John Varley : Gens de la Lune
(Steel beach, 1992)
roman de Science-Fiction
- par ailleurs :
Premier constat, l'impression en lisant, sans effort, ces presque sept cents pages d'y trouver matière à au moins quatre romans d'auteurs français… Deuxième constat, ce n'est pas parce que l'on complique le récit d'intrigues diverses qu'on le rend illisible.
Varley nous présente un monde à travers le regard d'un(e) journaliste. Un monde sur la Lune puisque la Terre est nettoyée des Humains depuis que les extraterrestres sont venus, mais un monde où l'on a reconstitué des lieux et des modes de vie terrestres, et qui est géré par un ordinateur super-puissant. La fonction du personnage principal est très importante, d'une part parce qu'il/elle dispose de moyens de comparaison entre les deux mondes, et d'autre part parce qu'il est curieux et peut enquêter.
Varley ne se contente pas de jouer les Montesquieu ou les Voltaire en mettant ses commentaires critiques dans la bouche du héros observant un monde extérieur (les “sélénites” sont bien depuis longtemps des “gens” qui aiguisent notre curiosité et notre imagination). Il s'inquiète des effets de ce monde sur les Humains. Ceux qui en sont prisonniers — par force — et ceux qui ont tenté de tourner les contraintes…
Un monde où l'on peut changer de sexe à volonté, où la mort est “impossible”, finit par devenir un monde ennuyeux et la seule distraction se trouve dans la “lecture” presque en continu de la presse ; au point que lorsque l'info vient à manquer, c'est une catastrophe. Les vivants ont une tendance croissante au suicide et les dissidents développent une certaine liberté.

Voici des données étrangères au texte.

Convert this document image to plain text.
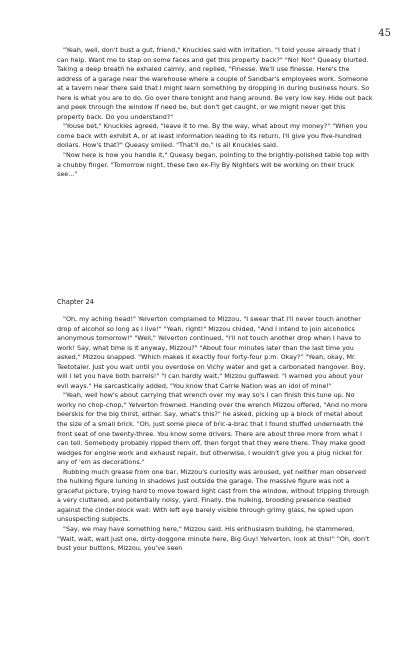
45

"Yeah, well, don't bust a gut, friend," Knuckles said with irritation. "I told youse already that I can help. Want me to step on some faces and get this property back?" "No! No!" Queasy blurted. Taking a deep breath he exhaled calmly, and replied, "Finesse. We'll use finesse. Here's the address of a garage near the warehouse where a couple of Sandbar's employees work. Someone at a tavern near there said that I might learn something by dropping in during business hours. So here is what you are to do. Go over there tonight and hang around. Be very low key. Hide out back and peek through the window if need be, but don't get caught, or we might never get this property back. Do you understand?"

"Youse bet," Knuckles agreed, "leave it to me. By the way, what about my money?" "When you come back with exhibit A, or at least information leading to its return, I'll give you five-hundred dollars. How's that?" Queasy smiled. "That'll do," is all Knuckles said.

"Now here is how you handle it," Queasy began, pointing to the brightly-polished table top with a chubby finger. "Tomorrow night, these two ex-Fly By Nighters will be working on their truck see..."

Chapter 24

"Oh, my aching head!" Yelverton complained to Mizzou, "I swear that I'll never touch another drop of alcohol so long as I live!" "Yeah, right!" Mizzou chided, "And I intend to join alcoholics anonymous tomorrow!" "Well," Yelverton continued, "I'll not touch another drop when I have to work! Say, what time is it anyway, Mizzou?" "About four minutes later than the last time you asked," Mizzou snapped. "Which makes it exactly four forty-four p.m. Okay?" "Yeah, okay, Mr. Teetotaler. Just you wait until you overdose on Vichy water and get a carbonated hangover. Boy, will I let you have both barrels!" "I can hardly wait," Mizzou guffawed. "I warned you about your evil ways." He sarcastically added, "You know that Carrie Nation was an idol of mine!"

"Yeah, well how's about carrying that wrench over my way so's I can finish this tune up. No worky no chop-chop," Yelverton frowned. Handing over the wrench Mizzou offered, "And no more beerskis for the big thirst, either. Say, what's this?" he asked, picking up a block of metal about the size of a small brick. "Oh, just some piece of bric-a-brac that I found stuffed underneath the front seat of one twenty-three. You know some drivers. There are about three more from what I can tell. Somebody probably ripped them off, then forgot that they were there. They make good wedges for engine work and exhaust repair, but otherwise, I wouldn't give you a plug nickel for any of 'em as decorations."

Rubbing much grease from one bar, Mizzou's curiosity was aroused, yet neither man observed the hulking figure lurking in shadows just outside the garage. The massive figure was not a graceful picture, trying hard to move toward light cast from the window, without tripping through a very cluttered, and potentially noisy, yard. Finally, the hulking, brooding presence nestled against the cinder-block wall: With left eye barely visible through grimy glass, he spied upon unsuspecting subjects.

"Say, we may have something here," Mizzou said. His enthusiasm building, he stammered, "Wait, wait, wait just one, dirty-doggone minute here, Big Guy! Yelverton, look at this!" "Oh, don't bust your buttons, Mizzou, you've seen
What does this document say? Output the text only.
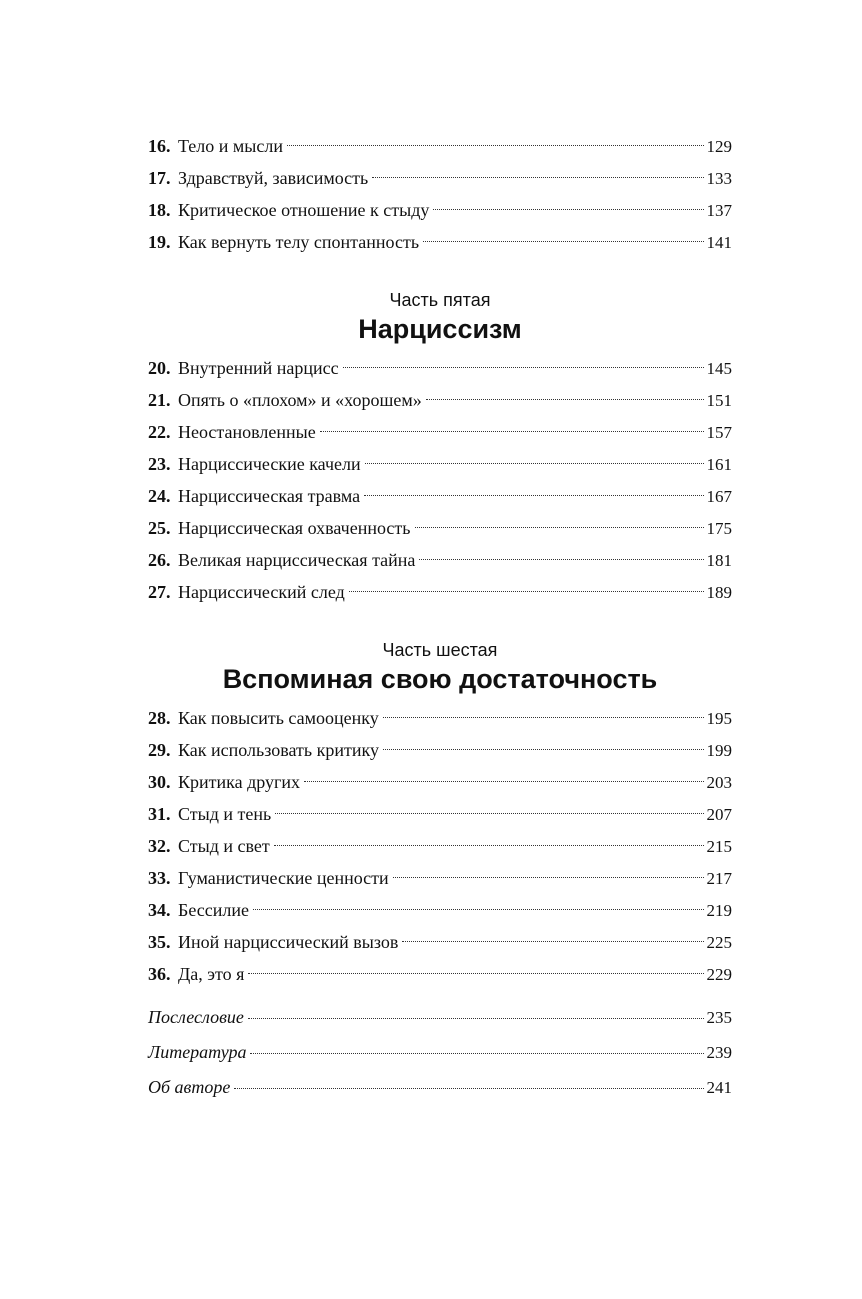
16. Тело и мысли	129
17. Здравствуй, зависимость	133
18. Критическое отношение к стыду	137
19. Как вернуть телу спонтанность	141
Часть пятая
Нарциссизм
20. Внутренний нарцисс	145
21. Опять о «плохом» и «хорошем»	151
22. Неостановленные	157
23. Нарциссические качели	161
24. Нарциссическая травма	167
25. Нарциссическая охваченность	175
26. Великая нарциссическая тайна	181
27. Нарциссический след	189
Часть шестая
Вспоминая свою достаточность
28. Как повысить самооценку	195
29. Как использовать критику	199
30. Критика других	203
31. Стыд и тень	207
32. Стыд и свет	215
33. Гуманистические ценности	217
34. Бессилие	219
35. Иной нарциссический вызов	225
36. Да, это я	229
Послесловие	235
Литература	239
Об авторе	241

Bien sûr, Varley se veut convaincant et son personnage est attachant malgré un cynisme exacerbé. Un cynisme qui laisse le lecteur sur la défensive et lui permet de considérer la galerie de portraits et de situations avec un œil critique. Disons que Varley parvient — sans doute parce que le roman est écrit à la première personne — à nous montrer ce qu'il veut sans que nous soyons prisonniers de son monde. Il nous laisse, comme à son héros, le soin de notre lucidité…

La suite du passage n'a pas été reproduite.